Wer hierher mit der Diagnose Lungenkrebs kommt, kommt auch, um Abschied zu nehmen. Abschied vom Leben und von seinen Lieben, denn mit der Behandlung auf der onkologischen Station beginnt meist auch, für alle Menschen deutlich sichtbar, der Prozess des langsamen, wenngleich immer weiter hinausgezögerten Sterbens des Patienten.
Der Kranke wird meist wehleidig oder apathisch, andere entwickeln eine in sich gekehrte Verhaltensweise, in der sie eigenartig naiv wirken, wie Kinder oder Geisteskranke. Andere werden laut und impulsiv, flüchten sich in allerlei Aktivitäten, als könnten sie dem Tod, er ihnen doch stets auf den Fersen bleibt, auf diese Weise davon laufen.
Ich habe beizeiten und gleich zu Beginn meines Berufslebens gelernt, dass Sterben stets etwas Individuelles ist, wie die Geburt und das ganze Leben. Keine zwei Sterbevorgänge aufgrund derselben Diagnose, sogar dann, wenn die Patienten im selben Alter sind, gleichen einander. Jedes Sterben ist individuell, ist einzigartig und unwiederbringlich. Es is wie eine große Sinfonie, die nur ein einziges Mal auf einer Konzertbühne aufgeführt werden kann und danach nie wieder, weil die Musiker die Noten vergessen und weil die Instrumente ihren Dienst versagen.
Kein Tot kann je kopiert oder ein zweites Mal gestorben werden. Wie das Individuum seinem Leben, seiner Art, mit Schicksalsschlägen umzugehen, seinen einzigartigen Stempel aufgedrückt hat, so macht es auch beim Sterben ein allerletztes Mal von diesem Stempel Gebrauch, ehe er endlich in den Wirren der Zeit verschwindet und vergessen wird, dieser einzigartige Stempel, der Geschehnissen im Zusammenhang mit einer bestimmten Person ihre Singularität verleiht.
Mein Schwiegervater war still und höflich, als er in die Klinik kam und sein Bett auf der onkologischen Station zugewiesen bekam.
Ich war auf einer anderen Station beschäftigt, aber ich besuchte ihn, sooft ich konnte. Ich besuchte ihn täglich.
Er war still und höflich und selbst, wenn er nichts sagte, so fragten seine Augen doch bang bei jedem Eintreten in sein Dreibettzimmer: Wie lange habe ich noch zu leben?
Ich flüchtete mich in all die Hilfskonstruktionen, wie es jeder Mensch tut, der einen Angehörigen mit dieser Diagnose in einer Klinik besucht.

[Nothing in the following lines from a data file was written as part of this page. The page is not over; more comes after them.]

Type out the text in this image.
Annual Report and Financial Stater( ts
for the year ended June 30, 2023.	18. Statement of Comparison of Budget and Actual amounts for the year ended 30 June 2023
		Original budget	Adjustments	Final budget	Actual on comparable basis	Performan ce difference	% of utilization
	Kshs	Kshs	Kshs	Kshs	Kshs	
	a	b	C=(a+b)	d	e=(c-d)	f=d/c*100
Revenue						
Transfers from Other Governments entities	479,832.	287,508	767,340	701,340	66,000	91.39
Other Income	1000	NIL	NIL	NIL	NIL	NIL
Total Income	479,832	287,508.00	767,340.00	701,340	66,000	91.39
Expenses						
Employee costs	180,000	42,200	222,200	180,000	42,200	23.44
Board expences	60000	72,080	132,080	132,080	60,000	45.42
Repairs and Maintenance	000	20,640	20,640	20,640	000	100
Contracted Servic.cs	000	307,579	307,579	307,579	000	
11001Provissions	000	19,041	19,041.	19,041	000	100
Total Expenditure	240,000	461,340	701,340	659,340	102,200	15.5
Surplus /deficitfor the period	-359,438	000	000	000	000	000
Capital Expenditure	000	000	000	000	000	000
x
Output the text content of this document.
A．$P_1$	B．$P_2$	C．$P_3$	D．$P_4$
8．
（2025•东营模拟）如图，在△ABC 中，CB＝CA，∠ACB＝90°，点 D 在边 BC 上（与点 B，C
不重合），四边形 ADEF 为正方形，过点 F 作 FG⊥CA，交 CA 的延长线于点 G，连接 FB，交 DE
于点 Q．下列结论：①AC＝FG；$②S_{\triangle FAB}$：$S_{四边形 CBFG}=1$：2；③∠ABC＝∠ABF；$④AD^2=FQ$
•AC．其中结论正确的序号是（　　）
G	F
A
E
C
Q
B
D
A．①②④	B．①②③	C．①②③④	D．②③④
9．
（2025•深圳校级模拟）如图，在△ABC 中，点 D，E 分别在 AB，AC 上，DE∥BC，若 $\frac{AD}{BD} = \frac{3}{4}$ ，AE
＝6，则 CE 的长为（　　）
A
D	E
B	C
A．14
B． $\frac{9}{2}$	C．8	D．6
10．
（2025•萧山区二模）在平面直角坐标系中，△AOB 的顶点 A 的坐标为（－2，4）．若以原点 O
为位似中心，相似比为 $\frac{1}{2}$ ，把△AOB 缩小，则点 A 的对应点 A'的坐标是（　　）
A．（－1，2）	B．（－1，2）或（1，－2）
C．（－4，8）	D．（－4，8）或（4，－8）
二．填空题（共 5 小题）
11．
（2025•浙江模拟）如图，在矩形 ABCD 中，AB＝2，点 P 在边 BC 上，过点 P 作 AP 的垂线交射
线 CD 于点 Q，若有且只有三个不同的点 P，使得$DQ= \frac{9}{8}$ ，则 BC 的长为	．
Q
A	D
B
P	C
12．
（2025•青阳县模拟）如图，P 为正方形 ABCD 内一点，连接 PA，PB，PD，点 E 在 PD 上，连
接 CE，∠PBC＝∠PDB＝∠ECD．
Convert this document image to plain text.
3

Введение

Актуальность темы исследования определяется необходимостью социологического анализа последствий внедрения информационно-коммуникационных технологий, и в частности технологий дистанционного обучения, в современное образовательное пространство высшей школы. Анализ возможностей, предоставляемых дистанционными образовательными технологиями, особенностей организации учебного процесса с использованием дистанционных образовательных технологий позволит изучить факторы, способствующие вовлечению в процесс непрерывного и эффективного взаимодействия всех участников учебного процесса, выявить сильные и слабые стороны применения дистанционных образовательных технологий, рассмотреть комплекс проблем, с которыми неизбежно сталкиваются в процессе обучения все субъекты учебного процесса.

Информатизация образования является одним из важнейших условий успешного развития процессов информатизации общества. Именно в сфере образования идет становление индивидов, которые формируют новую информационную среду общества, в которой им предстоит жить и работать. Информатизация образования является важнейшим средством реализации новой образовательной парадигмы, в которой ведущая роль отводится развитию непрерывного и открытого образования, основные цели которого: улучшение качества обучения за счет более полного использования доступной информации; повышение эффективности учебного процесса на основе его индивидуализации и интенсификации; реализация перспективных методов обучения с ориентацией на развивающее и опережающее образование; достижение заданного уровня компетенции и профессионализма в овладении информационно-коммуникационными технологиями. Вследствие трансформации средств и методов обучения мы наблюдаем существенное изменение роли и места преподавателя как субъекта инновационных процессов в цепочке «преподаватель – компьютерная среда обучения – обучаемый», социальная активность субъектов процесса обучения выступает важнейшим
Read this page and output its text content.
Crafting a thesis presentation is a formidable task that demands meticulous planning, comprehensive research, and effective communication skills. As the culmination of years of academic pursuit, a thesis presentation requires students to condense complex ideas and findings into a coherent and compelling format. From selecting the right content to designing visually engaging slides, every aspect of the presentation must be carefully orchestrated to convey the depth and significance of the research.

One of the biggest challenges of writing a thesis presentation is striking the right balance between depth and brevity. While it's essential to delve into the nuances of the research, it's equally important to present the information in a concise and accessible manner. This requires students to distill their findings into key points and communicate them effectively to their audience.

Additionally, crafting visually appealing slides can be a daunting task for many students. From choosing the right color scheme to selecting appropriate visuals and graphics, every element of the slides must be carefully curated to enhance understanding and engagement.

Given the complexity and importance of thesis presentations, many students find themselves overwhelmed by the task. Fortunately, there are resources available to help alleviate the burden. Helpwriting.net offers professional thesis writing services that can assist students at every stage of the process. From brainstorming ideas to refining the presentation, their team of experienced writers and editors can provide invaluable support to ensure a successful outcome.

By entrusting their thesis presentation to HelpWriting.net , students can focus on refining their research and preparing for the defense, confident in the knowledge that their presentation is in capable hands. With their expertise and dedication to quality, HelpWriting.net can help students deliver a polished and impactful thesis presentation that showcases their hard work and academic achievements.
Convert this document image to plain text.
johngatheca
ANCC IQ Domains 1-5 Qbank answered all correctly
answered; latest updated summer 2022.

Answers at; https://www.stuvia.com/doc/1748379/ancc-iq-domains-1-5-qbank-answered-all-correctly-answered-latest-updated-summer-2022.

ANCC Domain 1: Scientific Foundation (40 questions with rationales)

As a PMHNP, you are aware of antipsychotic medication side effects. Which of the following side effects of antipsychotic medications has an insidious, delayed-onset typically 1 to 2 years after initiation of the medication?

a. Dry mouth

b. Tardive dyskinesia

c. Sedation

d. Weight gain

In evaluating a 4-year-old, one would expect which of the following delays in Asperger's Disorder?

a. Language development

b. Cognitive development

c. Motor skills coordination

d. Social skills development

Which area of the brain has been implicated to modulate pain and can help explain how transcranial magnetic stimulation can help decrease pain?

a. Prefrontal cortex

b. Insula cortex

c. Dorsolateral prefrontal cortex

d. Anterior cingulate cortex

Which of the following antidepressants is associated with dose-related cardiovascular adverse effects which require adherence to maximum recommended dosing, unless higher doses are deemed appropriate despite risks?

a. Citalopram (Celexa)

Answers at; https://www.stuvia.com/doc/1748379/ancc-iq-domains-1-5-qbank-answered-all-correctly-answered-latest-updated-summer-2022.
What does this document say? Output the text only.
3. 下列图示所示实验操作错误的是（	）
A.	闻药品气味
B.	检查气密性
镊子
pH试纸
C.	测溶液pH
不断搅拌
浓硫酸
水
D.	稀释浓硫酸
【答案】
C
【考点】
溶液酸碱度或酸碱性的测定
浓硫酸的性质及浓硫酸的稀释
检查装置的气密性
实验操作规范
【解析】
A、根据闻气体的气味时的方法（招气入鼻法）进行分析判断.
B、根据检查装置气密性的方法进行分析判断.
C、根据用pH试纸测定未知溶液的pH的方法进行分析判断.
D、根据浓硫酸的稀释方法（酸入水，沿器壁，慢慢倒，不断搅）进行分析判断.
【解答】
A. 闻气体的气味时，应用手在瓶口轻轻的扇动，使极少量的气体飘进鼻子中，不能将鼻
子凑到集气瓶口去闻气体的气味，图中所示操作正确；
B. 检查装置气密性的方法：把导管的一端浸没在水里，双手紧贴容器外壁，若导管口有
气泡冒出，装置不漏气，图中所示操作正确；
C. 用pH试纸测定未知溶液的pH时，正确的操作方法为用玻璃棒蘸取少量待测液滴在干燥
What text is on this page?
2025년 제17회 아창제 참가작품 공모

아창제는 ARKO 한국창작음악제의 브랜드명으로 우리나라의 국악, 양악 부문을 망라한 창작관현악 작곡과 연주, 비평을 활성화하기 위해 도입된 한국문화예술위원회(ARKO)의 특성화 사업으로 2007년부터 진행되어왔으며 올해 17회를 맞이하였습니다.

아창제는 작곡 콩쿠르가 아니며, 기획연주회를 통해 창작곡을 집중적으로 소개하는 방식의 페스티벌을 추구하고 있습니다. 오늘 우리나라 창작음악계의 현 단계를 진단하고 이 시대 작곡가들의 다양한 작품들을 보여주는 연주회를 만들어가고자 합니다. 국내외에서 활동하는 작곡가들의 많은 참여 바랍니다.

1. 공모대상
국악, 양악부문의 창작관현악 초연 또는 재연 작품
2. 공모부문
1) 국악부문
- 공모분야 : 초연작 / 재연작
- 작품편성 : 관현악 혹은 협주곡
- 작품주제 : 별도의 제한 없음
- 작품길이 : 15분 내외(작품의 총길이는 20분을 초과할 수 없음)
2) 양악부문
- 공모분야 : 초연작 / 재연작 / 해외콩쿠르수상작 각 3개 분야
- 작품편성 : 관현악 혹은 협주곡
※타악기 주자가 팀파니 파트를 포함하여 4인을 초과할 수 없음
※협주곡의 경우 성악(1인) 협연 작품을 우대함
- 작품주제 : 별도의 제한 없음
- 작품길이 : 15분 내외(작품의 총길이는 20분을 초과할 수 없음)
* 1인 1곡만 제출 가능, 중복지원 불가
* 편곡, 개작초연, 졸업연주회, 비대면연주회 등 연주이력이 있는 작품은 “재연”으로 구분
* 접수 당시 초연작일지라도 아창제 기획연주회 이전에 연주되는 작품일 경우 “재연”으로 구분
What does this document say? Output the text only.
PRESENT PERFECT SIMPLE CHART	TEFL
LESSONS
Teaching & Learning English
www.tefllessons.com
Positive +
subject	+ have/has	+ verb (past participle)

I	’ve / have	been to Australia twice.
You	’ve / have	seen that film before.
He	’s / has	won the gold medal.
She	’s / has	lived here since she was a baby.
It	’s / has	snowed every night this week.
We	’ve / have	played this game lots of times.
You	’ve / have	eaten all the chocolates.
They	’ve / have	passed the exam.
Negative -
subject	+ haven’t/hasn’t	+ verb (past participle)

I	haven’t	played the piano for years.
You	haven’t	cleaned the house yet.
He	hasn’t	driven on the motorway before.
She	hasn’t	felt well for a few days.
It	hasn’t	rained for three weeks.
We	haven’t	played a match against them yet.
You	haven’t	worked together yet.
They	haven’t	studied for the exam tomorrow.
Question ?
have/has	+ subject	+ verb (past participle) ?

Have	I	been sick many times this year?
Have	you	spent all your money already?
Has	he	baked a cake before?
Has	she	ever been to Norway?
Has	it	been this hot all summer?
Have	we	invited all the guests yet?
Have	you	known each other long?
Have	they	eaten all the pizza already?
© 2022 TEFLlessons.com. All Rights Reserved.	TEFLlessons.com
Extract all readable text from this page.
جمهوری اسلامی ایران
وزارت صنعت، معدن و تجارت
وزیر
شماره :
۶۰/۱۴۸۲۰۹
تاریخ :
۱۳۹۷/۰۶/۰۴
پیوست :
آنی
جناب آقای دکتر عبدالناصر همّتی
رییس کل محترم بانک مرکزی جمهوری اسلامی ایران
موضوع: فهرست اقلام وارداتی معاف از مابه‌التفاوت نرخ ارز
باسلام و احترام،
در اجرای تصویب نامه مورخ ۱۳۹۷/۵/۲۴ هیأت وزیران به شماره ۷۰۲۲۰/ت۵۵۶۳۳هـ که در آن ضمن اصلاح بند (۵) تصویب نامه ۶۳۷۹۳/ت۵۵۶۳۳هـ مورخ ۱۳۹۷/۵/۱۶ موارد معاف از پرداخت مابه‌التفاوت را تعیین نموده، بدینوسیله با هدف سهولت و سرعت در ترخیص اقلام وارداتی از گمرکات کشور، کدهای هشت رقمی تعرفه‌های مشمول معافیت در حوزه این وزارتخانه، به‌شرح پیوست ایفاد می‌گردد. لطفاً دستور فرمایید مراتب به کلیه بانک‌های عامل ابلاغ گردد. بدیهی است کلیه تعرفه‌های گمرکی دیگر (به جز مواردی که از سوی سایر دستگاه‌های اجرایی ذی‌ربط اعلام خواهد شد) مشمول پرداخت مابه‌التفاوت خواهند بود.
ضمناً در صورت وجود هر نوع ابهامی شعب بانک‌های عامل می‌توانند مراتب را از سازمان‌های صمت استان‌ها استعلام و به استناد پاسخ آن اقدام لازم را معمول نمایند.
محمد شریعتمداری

Brachte Obst mit oder Süßigkeiten oder Zeitschriften, in denen die Fußball-WM thematisiert wurde; forderte ihn auf, das Bett zu verlassen, um mit mir nach unten zu gehen, in die Cafeteria, wo es Wiener Würstchen gab, die er gern mochte. Nötigte ihn, mit mir auf den Balkon des Zimmers zu kommen, von wo man über das Grün einer akkurat gemähten Wiese blicken konnte oder direkt in die kräftige Krone einer einsamen alten Kiefer hinein, die vor der Fassade der Klinik stand.
Ich vermied die Themen Tod und Sterben, bagatellisierte die Untersuchungen, selbst Bronchoskopie und Biopsie, als würden sie dadurch weniger beängstigend und schmerzhaft und bemühte mich, mit ihm zu scherzen.
Er aber, der selbstsichere Mann, der ein Leben lang fröhlich und optimistisch gewesen war, wurde still und in sich gekehrt und als ich eines Nachmittags mit der Psychologin über ihn sprach, riet sie zur Einnahme von Stimmungsaufhellern.